Güncelleme Tarihi:
Asilzade Marquis d’Hervey, 19’uncu yüzyılda rüyaları üzerinde geliştirdiği çalışmalarda belli kokular, sesler ve tatlarla hatıraların geri getirilebileceğini gördü. ‘Rüyalar ve Onlara Nasıl Rehberlik Edebiliriz’ adlı kitabında deneylerini anlatan Marquis; araştırmaları için çalışanlarından da yardım aldı. Her ne kadar Marquis’in çalışmaları daha çok hoş ve bazen şehvetli anıları geri getirmekle ilgili olsa da günümüzdeki çalışmalar bu tekniği diğer alanlarda da kullanabileceğimizi gösteriyor.
Tubingen Üniversitesi’nden Susanne Diekelmann, gönüllülerden Konsantrasyon Oyunu’nun bir benzerini oynamalarını isteyerek kokunun öğrenmedeki önemini inceledi. Yatmadan önce gönüllülerden belli bir model öğrenmelerini isteyen Diekelmann, bazılarına gizli olarak bir koku koklattı. Bu kişilerin beyin taramalarında kortikal bölge–hipokampus ilişkisinin kontrol grubuna göre yüzde 23 daha güçlü olduğu bulundu. Bu, araştırma grubunun hafızasının kokular tarafından güçlendiği anlamına geliyor. Fakat öğrenmeyi etkileyen duyular Marquis’in de belirttiği gibi sadece koku değil. Nature Neuroscience’da yayımlanan makaleye göre, uykuda hafif melodili müzik dinlemek Guitar Hero gibi oyunlardaki başarıyı artırıyor. Zürih Üniversitesi’nin araştırmasına göre aynı sistem Hollandaca öğrenmede de etkili.
Teknolojik gelişmeler yardımcı olabilir
Yakın gelecekte teknoloji, beynin uyku ritmini geliştirmeye yardımcı olabilir. Ana fikir, hafıza güçlendirme düşük dalgalı elektrik aktivitesinde gerçekleştiğinden, kişiyi uyandırmadan bu dalgaları daha etkili kılabilmek. Tubingen Üniversitesi’nden Jan Born, bu alandaki çalışmalarıyla tanınıyor. Kulaklık ve elektrotlardan oluşan bir setle müzik dinleten Born, bunun düşük dalgalı uykuyu derinleştirdiğini ve doğal bir ritim oluşturduğunu belirtiyor. Ayrıca Born’un bir diğer çalışmasında, kafatasına simülasyon cihazıyla verilen elektrik akımının sözel hafızayı güçlendirdiği görüldü. İsrail Technion Teknoloji Enstitüsü görevlisi Miriam Reiner’ın çözümü size daha ilgi çekici gelebilir. Reiner, kişinin nörolojik aktivitelerini uyanıkken kontrol edebilmesini hedefliyor. Deney, bilgisayar oyununda düşünceyle arabayı hareket ettirmek gibi aktiviteler içeriyor. Sonrasında gönüllülerden piyano gibi kompleks parmak oynatma sekanslarını öğrenmelerini isteyen Reiner, bununla nörolojik çalışmanın bıraktığı etkiyi gözlemliyor. Çalışmanın sonucunda araştırma grubunun yüzde 10 daha iyi olduğu görülüyor. Reiner, uyumaksızın uykunun faydalarından yararlanabileceğimizi kanıtlıyor.
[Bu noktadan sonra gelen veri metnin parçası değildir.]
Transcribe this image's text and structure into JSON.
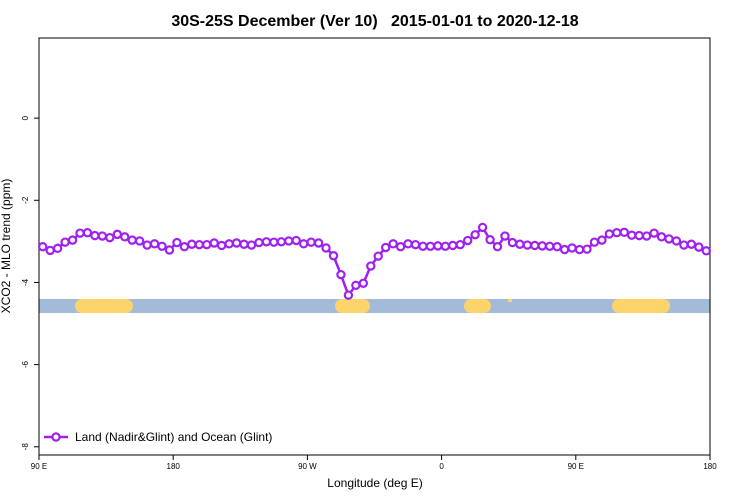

Bilinmeyen Gelecek bize ne vaat ediyor?
Bahsedilen teknikleri günlük hayatta görmemiz için biraz beklememiz gerekiyor. Araştırmalar yapay ortamda gerçekleştirildiğinden, bu uygulamaların gerçek etkisini görebilmek güç. Diekelmann, bu ürünlerin yan etkilerinin bilinmediğini vurguluyor. Yani bu uygulamalar bir hatırayı/bilgiyi güçlendirirken, diğer hatıralara zarar verip vermediği bilinmiyor. Diekelmann, bu tarz uygulamaların gelecekte beyin yıkamalara yol açmayacağını düşünüyor ancak uykunun en savunmasız durumumuz olduğunun da altını çiziyor. Bahsedilen araştırmada kullanılan simülasyon cihazının belirli formları satışta. Bunun dışında akıllı telefonlarla çalışan EEG aletleri mevcut. Her ne kadar genel satışa sunulan ürünlerin başarısı belirsiz olsa da araştırmacılar, gelecekte bu tarz ürünlerin etkili bir şekilde kullanılabileceğine inanıyor. Kim bilir, belki yakın gelecekte kahve ve enerji içecekleri tarih olur!